The UW Isentropic Analysis and Modeling Group


Welcome to the UW Isentropic Analysis and Modeling Group home page. Our group specializes in the use of isentropic coordinates for the analysis and modeling of atmospheric circulation on regional to global scales. Emphasis is on investigation of the atmosphere's hydologic cycle, atmospheric heating, and regional entropy and energy balance.



 Global Climate Simulation with the University of Wisconsin Global Hybrid Isentropic Coordinate Model  (J. Climate, 2004, ~1 Mb)
                                                                                                                                        

I. Isentropic Modeling

    The primary objective of this research is to advance the modeling and understanding of atmospheric processes involving water substances and the transport of inert trace constituents. To achieve this goal, two  global hybrid models based primarily on isentropic coordinates in the vertical have been developed at the University of Wisconsin-Madison (UW). In the first model model the lowest 15% of the model's atmosphere is described by conventional sigma coordinates (normalized pressure) and the remaining 85% by isentropic (entropy) coordinates. In the second, more recently developed model, the vertical coordinate smoothly transitions from terrain following at the earth's surface to isentropic coordinates in the middle troposphere. For comparative purposes, a nominally identical global sigma coordinate model is under parallel development. Channel and regional versions of each model also exist.
    An additional objective is to examine the accuracy and theoretical limits of global climate predictability which are imposed by the inherent limitations of simulating trace constituent transport and the hydrologic processes of condensation, precipitation and cloud life cycles. This objective involves a diagnostic comparison of results from the hybrid isentropic and sigma models described above as well as other "state of the art" general circulation models. Results from a series of numerical experiments indicate that sigma coordinate models fail to simulate the transport of dry and moist entropy with appropriate conservation under reversible moist adiabatic processes as accurately as the UW hybrid model.

    Trace constituent experiments
                       Conservation of Equivalent Potential Temperature
 
    Model Simulations

    List of publications


II. Isentropic Analysis

Our large-scale research efforts are primarily devoted to diagnostic studies of global and regional energy balance. Emphasis is on investigation of atmospheric heat sources and sinks and hydrologic processes in relation to mass, momentum and energy exchange. A major objective of this work has been to determine the distributions of atmospheric heating from observed data and to document the underlying forcing of global monsoonal circulations. A comprehensive atlas documenting the three dimensional distribution of monthly, seasonally and annually averaged atmospheric heating during the annual cycle of the Global Weather Experiment has been produced and the interannual variability of atmospheric heating investigated.

   Atmospheric heating

   Isentropic Analyses

   List of publications  

 

III. Theoretical Studies

The above research demonstrates the more accurate numerical representation of water vapor transport and other hydrologic processes in a model based on isentropic coordinates. Additionally, climate models based on isentropic coordinates or specific entropy coordinates enjoy a fundamental advantage over models based on sigma coordinates. Johnson (1997) established for a model without drift that a positive definite source of entropy requires that the simulated climate state be biased cold, and that sigma coordinate model simulations are subject to positive definite aphysical sources of entropy in association with the numerical diffusion/dispersion of energy. Also, since the implicit source of entropy in a sigma coordinate model is determined from a calculation of heating that is separate from the prognostic calculation of temperature, a prognostic error in temperature induces an erroneous aphysical source of entropy. Johnson (1997) further established that a similar positive definite source of entropy does not occur in a model based on isentropic or specific entropy coordinates since the vertical mass and entropy transport is a direct function of the Lagrangian entropy source itself.

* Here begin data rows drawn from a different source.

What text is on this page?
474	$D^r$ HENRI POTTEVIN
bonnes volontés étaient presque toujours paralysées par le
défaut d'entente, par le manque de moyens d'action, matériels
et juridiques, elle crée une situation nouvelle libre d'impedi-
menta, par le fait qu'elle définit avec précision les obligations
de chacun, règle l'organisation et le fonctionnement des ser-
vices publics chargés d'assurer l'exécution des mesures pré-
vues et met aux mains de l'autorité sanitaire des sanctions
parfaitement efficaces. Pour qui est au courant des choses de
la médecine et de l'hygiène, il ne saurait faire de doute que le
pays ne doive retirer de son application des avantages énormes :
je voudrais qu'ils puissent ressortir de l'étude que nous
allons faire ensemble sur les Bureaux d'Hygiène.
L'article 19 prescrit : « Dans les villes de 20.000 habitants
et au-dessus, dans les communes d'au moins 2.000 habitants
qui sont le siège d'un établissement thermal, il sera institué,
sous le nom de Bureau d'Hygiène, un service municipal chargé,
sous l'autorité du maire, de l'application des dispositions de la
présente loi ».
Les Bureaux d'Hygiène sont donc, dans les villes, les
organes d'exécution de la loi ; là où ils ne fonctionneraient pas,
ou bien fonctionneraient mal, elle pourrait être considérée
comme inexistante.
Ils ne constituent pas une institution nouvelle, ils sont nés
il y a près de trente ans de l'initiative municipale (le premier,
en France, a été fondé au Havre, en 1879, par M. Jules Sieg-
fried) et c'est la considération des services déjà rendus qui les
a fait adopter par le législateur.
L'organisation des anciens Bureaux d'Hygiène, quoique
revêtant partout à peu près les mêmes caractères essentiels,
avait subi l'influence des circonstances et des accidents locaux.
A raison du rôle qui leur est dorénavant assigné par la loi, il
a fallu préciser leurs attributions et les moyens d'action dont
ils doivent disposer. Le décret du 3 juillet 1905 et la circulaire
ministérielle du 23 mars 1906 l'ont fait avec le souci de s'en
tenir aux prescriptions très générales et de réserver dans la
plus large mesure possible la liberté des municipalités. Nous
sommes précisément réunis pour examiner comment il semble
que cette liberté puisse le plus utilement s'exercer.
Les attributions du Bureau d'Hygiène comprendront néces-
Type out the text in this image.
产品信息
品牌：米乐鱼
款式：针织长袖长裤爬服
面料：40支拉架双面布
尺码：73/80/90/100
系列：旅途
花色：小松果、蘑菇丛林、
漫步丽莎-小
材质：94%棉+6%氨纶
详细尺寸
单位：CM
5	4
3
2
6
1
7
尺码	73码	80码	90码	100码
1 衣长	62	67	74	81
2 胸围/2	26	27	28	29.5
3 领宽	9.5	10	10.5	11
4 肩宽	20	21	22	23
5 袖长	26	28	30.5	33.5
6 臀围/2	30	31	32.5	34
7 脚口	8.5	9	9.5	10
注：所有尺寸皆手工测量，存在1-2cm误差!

In a follow on study entitled "Entropy, the Lorenz Energy Cycle and Climate" Johnson (1998) reconciled the theoretical concepts of available potential energy with the classical thermodynamic concepts of thermodynamic efficiency, the Carnot cycle, and verified that a climate model atmosphere must become cold, thus becoming more efficient in order to simulate a climate state without drift in the presence of spurious positive definite sources of entropy. Globally, an aphysical source of entropy from numerical diffusion/dispersion and other inadequacies of parameterization equivalent to 4% of the entropy source from kinetic energy dissipation corresponds with a biased temperature error of 10C, thus limiting the accuracy of climate model simulations. Increasing the accuracy of climate model simulations through reducing aphysical sources of entropy and cold temperature biases is exceedingly difficult to realize. Theory substantiates that a major source of the positive definite source of entropy comes from the numerical diffusion of water substances and the spurious mixing of moist static energy.

Johnson, D. R., 1999:  Entropy, the Lorenz Energy Cycle and Climate.  In “General Circulation Model Development: Past, Present and Future”
                                    (D. A. Randall, ed.),  Academic Press, pp. 659-720..

Johnson, D. R., 1997: On the "General Coldness of Climate Models" and the Second Law: Implications for Modeling the Earth System. J. Climate,10, 2826-2846.